Berlinale Bloggers 2019
A selfie film of everyday life in Naples
Agostino Ferrente’s “Selfie” received several minutes of applause. His documentary film about two Neapolitan youths is a successful experiment and also an extraordinary sociological document.
By Andrea D’Addio
On 4 September 2014, Davide Bifolco, a 15-year-old Neapolitan, was shot dead by police. Davide had no criminal record and had done nothing wrong. He was sitting behind two other youths on a scooter. When they failed to stop at a police roadblock, the police briefly chased through the streets of their neighbourhood, Rione Traiano, and eventually shot him. Firing at him was a mistake, admits the carabiniere who shot him – for which he was subsequently convicted of manslaughter. But that won’t assuage the grief of Davide’s family and friends and others who knew him.

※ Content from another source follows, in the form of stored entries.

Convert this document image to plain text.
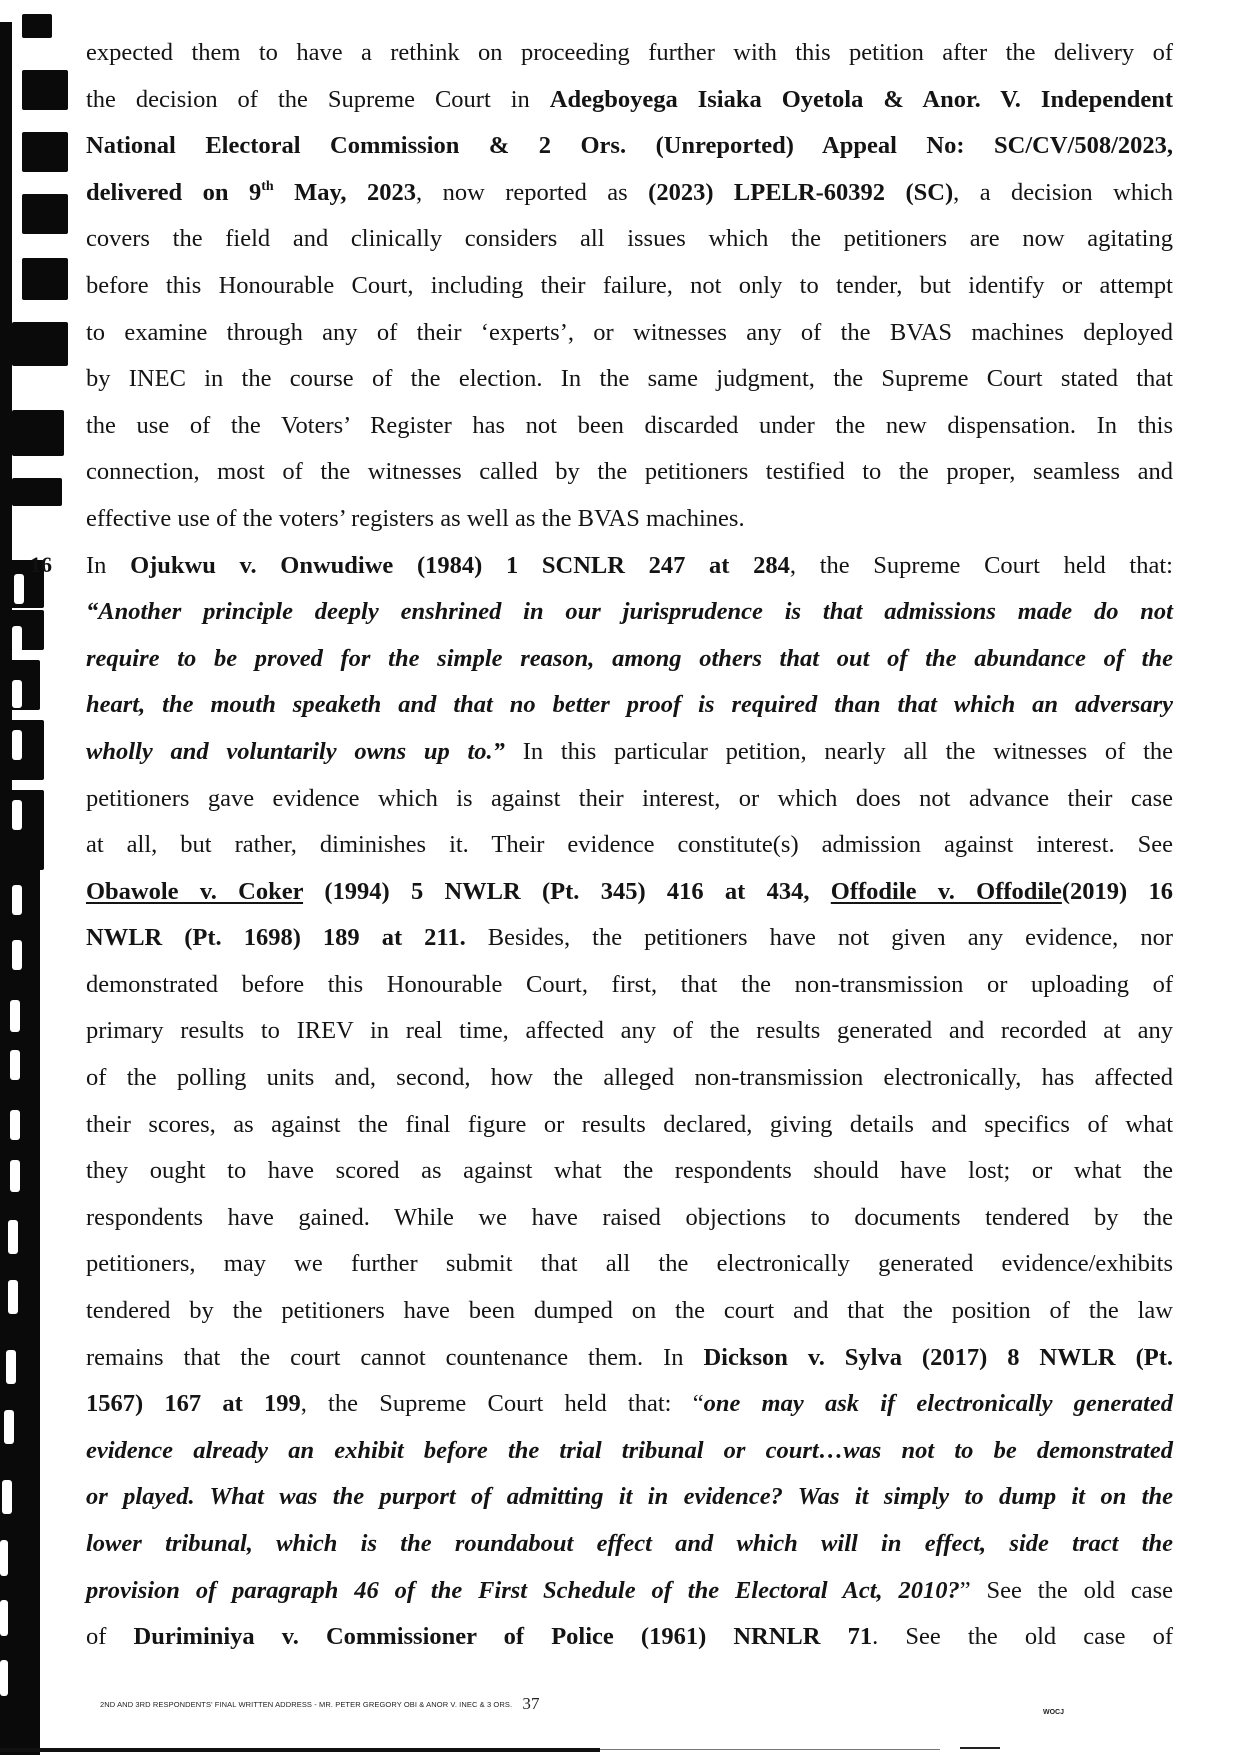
16
expected them to have a rethink on proceeding further with this petition after the delivery of
the decision of the Supreme Court in Adegboyega Isiaka Oyetola & Anor. V. Independent
National Electoral Commission & 2 Ors. (Unreported) Appeal No: SC/CV/508/2023,
delivered on 9th May, 2023, now reported as (2023) LPELR-60392 (SC), a decision which
covers the field and clinically considers all issues which the petitioners are now agitating
before this Honourable Court, including their failure, not only to tender, but identify or attempt
to examine through any of their ‘experts’, or witnesses any of the BVAS machines deployed
by INEC in the course of the election. In the same judgment, the Supreme Court stated that
the use of the Voters’ Register has not been discarded under the new dispensation. In this
connection, most of the witnesses called by the petitioners testified to the proper, seamless and
effective use of the voters’ registers as well as the BVAS machines.
In Ojukwu v. Onwudiwe (1984) 1 SCNLR 247 at 284, the Supreme Court held that:
“Another principle deeply enshrined in our jurisprudence is that admissions made do not
require to be proved for the simple reason, among others that out of the abundance of the
heart, the mouth speaketh and that no better proof is required than that which an adversary
wholly and voluntarily owns up to.” In this particular petition, nearly all the witnesses of the
petitioners gave evidence which is against their interest, or which does not advance their case
at all, but rather, diminishes it. Their evidence constitute(s) admission against interest. See
Obawole v. Coker (1994) 5 NWLR (Pt. 345) 416 at 434, Offodile v. Offodile(2019) 16
NWLR (Pt. 1698) 189 at 211. Besides, the petitioners have not given any evidence, nor
demonstrated before this Honourable Court, first, that the non-transmission or uploading of
primary results to IREV in real time, affected any of the results generated and recorded at any
of the polling units and, second, how the alleged non-transmission electronically, has affected
their scores, as against the final figure or results declared, giving details and specifics of what
they ought to have scored as against what the respondents should have lost; or what the
respondents have gained. While we have raised objections to documents tendered by the
petitioners, may we further submit that all the electronically generated evidence/exhibits
tendered by the petitioners have been dumped on the court and that the position of the law
remains that the court cannot countenance them. In Dickson v. Sylva (2017) 8 NWLR (Pt.
1567) 167 at 199, the Supreme Court held that: “one may ask if electronically generated
evidence already an exhibit before the trial tribunal or court…was not to be demonstrated
or played. What was the purport of admitting it in evidence? Was it simply to dump it on the
lower tribunal, which is the roundabout effect and which will in effect, side tract the
provision of paragraph 46 of the First Schedule of the Electoral Act, 2010?” See the old case
of Duriminiya v. Commissioner of Police (1961) NRNLR 71. See the old case of
2ND AND 3RD RESPONDENTS' FINAL WRITTEN ADDRESS - MR. PETER GREGORY OBI & ANOR V. INEC & 3 ORS. 37	WOCJ
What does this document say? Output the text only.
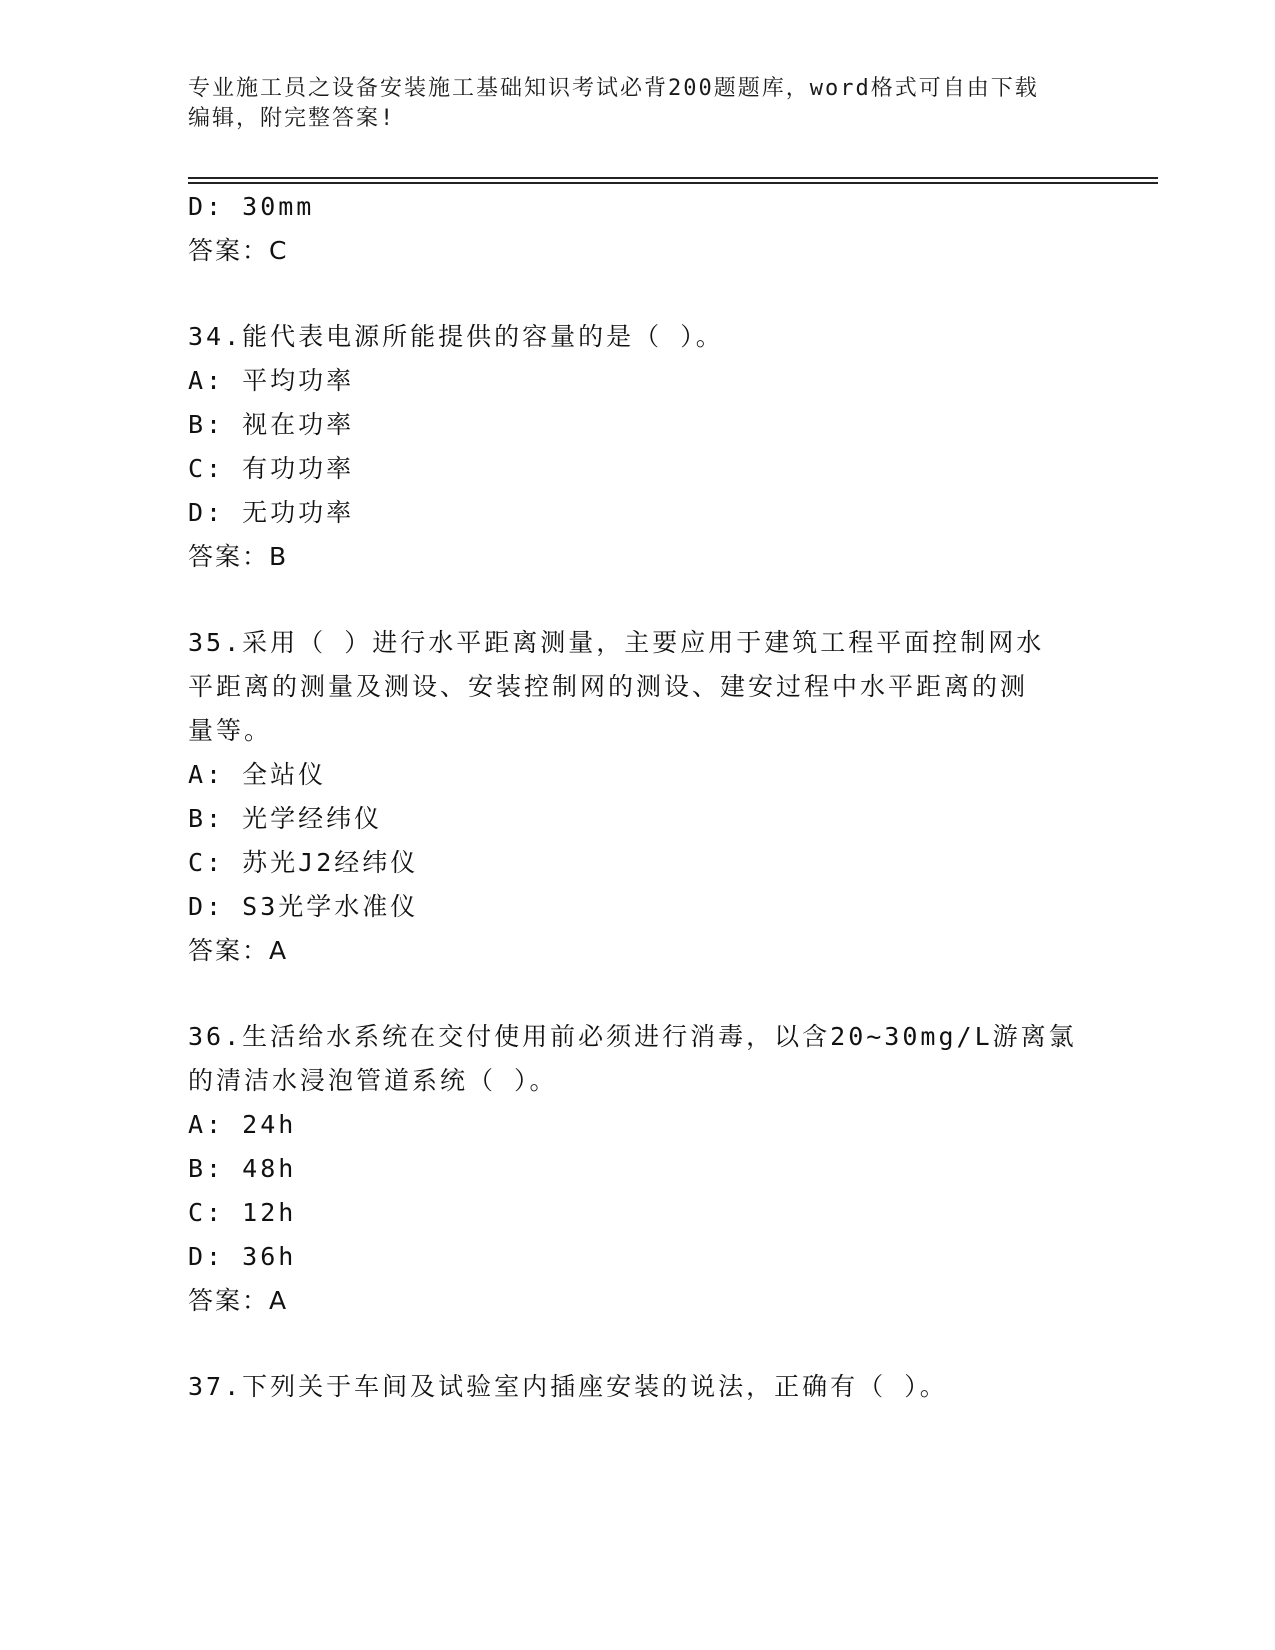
专业施工员之设备安装施工基础知识考试必背200题题库，word格式可自由下载
编辑，附完整答案!
D: 30mm
答案：C
34.能代表电源所能提供的容量的是（ ）。
A: 平均功率
B: 视在功率
C: 有功功率
D: 无功功率
答案：B
35.采用（ ）进行水平距离测量，主要应用于建筑工程平面控制网水
平距离的测量及测设、安装控制网的测设、建安过程中水平距离的测
量等。
A: 全站仪
B: 光学经纬仪
C: 苏光J2经纬仪
D: S3光学水准仪
答案：A
36.生活给水系统在交付使用前必须进行消毒，以含20~30mg/L游离氯
的清洁水浸泡管道系统（ ）。
A: 24h
B: 48h
C: 12h
D: 36h
答案：A
37.下列关于车间及试验室内插座安装的说法，正确有（ ）。
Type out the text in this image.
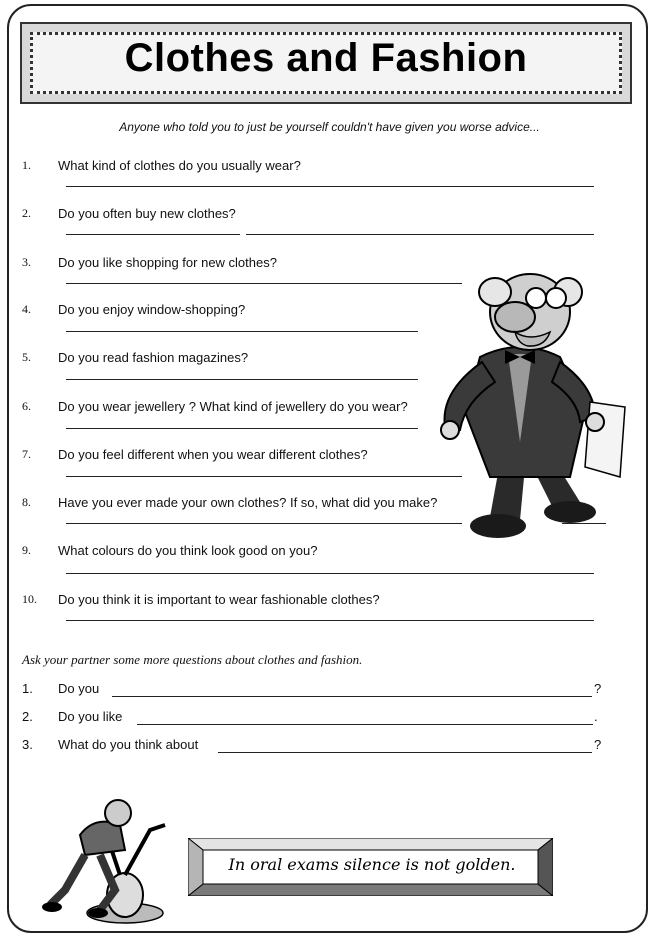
Clothes and Fashion
Anyone who told you to just be yourself couldn't have given you worse advice...
1.	What kind of clothes do you usually wear?
2.	Do you often buy new clothes?
3.	Do you like shopping for new clothes?
4.	Do you enjoy window-shopping?
5.	Do you read fashion magazines?
6.	Do you wear jewellery ? What kind of jewellery do you wear?
7.	Do you feel different when you wear different clothes?
8.	Have you ever made your own clothes? If so, what did you make?
9.	What colours do you think look good on you?
10.	Do you think it is important to wear fashionable clothes?
Ask your partner some more questions about clothes and fashion.
1. Do you	?
2. Do you like	.
3. What do you think about	?
In oral exams silence is not golden.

This tragic event prompted Agostino Ferrente, one of Italy’s preeminent documentary filmmakers, to contact Davide’s friends. He found Alessandro and Pietro and convinced them to tell the story – on camera – of their lives in this particularly run-down part of Naples. So as not to influence daily life for the youths and those around him through his presence, he equipped them with a smartphone and a selfie stick, thereby making them the directors of the film. This experiment produced compelling results.
Alessandro and Pietro's storyAlessandro and Pietro are both 16 years old and best friends. Alessandro works as a busboy at a bar, while Pietro has his sights set on becoming a barber, but can’t find any openings or even customers to practice on – except his father in the living room. Both are dropouts and they’re the only ones who believe the excuses they give for dropping out of school. And yet every day they try anew to give meaning to their existence: “Life as criminals is not for us,” they say. The two youths support each other. But they disagree on what to shoot: should they show the ubiquitous juvenile delinquency in their milieu or not? “We have to make a movie showing the best sides of our neighbourhood.” “No, we have to be realistic and cater to our viewers’ tastes: they expect a bit of spectacle.”
The exciting thing about this undertaking is that no matter what they decide, the interviews and monologues they record with the selfie stick also clearly show how hard it is for everyone in Naples, even the most motivated, to follow all the rules all the time. But if even someone like Davide Bifolco, who really tried to, ended up getting shot dead by a cop, how credible is a state that claims it wants to change this situation?